Title III of the ADA explicitly prohibits discrimination on the basis of disability in the operation of a place of public accommodation. There’s more to that which we’ll cover in a future article, but for now, let’s get a couple of definitions knocked out:
Public Accommodation – A public accommodation has a specific definition under the law that you can find at 42 U.S.C. § 12181 (7). The law provides a list of twelve specific public accommodations that are covered under Title III. Much debate has been had about whether or not this list covers digital establishments or if the list of establishments is purely limited to physical operations. We’ll save that debate for another day. For now, it’s worth noting that the majority of courts take the view that to be a public accommodation you must have a connection to a physical place of public accommodation. That’s given rise to the “nexus” argument where a website is a part of the public accommodation – and therefore covered under the ADA – as it’s use is needed to ensure full and equal access to the goods and services of the place of public accommodation.
Readily Achievable – 42 U.S.C. § 12181 (9) – Something that is “easily accomplishable and able to be carried out without much difficulty or expense.” There is a four-part test for Readily Achievable that is defined in the statute but, drastically oversimplifying, it means “easy to do.”
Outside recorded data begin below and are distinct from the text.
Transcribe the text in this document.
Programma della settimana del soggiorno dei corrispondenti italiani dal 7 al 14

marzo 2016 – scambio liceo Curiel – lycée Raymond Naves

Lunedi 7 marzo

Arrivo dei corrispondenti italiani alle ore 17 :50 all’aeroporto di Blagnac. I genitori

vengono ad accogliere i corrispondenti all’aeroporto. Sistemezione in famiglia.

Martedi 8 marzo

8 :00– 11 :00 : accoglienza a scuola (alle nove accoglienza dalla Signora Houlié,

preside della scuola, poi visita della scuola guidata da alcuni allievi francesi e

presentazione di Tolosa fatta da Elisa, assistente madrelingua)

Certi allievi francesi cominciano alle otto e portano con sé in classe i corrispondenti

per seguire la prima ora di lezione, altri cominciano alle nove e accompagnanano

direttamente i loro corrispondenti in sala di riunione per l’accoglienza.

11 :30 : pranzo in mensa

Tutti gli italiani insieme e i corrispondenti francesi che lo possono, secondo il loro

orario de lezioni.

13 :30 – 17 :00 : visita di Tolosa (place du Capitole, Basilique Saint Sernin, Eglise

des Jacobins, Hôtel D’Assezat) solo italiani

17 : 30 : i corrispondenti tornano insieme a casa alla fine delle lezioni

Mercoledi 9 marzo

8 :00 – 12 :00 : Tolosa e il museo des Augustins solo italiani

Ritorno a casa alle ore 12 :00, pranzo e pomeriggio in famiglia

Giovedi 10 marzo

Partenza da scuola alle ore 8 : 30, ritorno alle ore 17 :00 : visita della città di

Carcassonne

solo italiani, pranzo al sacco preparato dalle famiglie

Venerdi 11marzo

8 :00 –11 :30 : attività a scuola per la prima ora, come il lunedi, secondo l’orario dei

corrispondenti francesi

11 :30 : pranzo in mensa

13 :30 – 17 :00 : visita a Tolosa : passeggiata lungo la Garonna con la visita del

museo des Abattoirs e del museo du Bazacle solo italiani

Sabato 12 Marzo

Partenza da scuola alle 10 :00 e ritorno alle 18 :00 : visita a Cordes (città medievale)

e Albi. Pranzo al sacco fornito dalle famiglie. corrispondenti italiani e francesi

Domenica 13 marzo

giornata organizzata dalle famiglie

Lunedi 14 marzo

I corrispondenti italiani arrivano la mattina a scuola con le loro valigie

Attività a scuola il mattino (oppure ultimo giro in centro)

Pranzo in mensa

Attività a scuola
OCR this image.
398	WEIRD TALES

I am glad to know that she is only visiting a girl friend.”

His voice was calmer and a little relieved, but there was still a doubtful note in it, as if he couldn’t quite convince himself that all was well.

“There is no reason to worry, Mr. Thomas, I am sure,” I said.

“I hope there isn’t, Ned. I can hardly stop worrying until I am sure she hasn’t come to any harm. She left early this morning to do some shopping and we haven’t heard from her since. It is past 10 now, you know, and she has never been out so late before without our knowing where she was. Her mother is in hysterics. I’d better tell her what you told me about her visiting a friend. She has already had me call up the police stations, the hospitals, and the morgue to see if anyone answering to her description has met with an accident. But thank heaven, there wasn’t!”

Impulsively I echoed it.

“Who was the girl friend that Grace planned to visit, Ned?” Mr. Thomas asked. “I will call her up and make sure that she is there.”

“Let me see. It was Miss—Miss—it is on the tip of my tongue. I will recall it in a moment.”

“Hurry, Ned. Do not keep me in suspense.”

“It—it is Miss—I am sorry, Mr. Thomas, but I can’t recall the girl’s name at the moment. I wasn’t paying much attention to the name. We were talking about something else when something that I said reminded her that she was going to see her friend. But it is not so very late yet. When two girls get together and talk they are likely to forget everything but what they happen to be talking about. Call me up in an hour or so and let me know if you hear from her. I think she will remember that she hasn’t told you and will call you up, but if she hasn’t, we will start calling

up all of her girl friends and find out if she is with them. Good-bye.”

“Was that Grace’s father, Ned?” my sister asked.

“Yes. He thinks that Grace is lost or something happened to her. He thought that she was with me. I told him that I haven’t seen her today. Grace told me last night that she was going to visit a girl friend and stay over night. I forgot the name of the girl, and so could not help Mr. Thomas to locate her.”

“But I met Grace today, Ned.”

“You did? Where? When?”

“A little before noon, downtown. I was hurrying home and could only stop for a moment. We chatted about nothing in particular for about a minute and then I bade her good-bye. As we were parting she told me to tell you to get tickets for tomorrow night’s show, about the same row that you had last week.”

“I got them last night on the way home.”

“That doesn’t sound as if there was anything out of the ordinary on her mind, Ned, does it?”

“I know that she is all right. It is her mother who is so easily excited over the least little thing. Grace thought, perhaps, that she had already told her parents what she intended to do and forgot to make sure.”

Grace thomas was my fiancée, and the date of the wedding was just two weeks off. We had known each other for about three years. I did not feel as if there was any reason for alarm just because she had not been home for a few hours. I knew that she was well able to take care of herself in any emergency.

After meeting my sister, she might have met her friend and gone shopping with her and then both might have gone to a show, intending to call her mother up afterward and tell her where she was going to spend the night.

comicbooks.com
Auxiliary Aids and Services – 42 U.S.C. § 12103 (1) – An auxiliary aid or service is “defined” by what it includes rather than by an exact plain language definition. (We are implying this is the definition as it sits under the subsection titled “Additional definitions” which seems like a reasonable conclusion.) The things that auxiliary aids and services include are:
(A) qualified interpreters or other effective methods of making aurally delivered materials available to individuals with hearing impairments;
(B) qualified readers, taped texts, or other effective methods of making visually delivered materials available to individuals with visual impairments;
(C) acquisition or modification of equipment or devices; and
(D) other similar services and actions.
The key thing we’ll note at this point, and circle back to later, is items (A) and (B). The definition of auxiliary aid or service includes either (A) “effective methods of making aurally delivered materials available to individuals with hearing impairments” or (B) “effective methods of making visually delivered materials available to individuals with visual impairments”. Keep that in mind as we think about what a website (or mobile app) actually is doing in the context of the public accommodation – it’ll come in handy.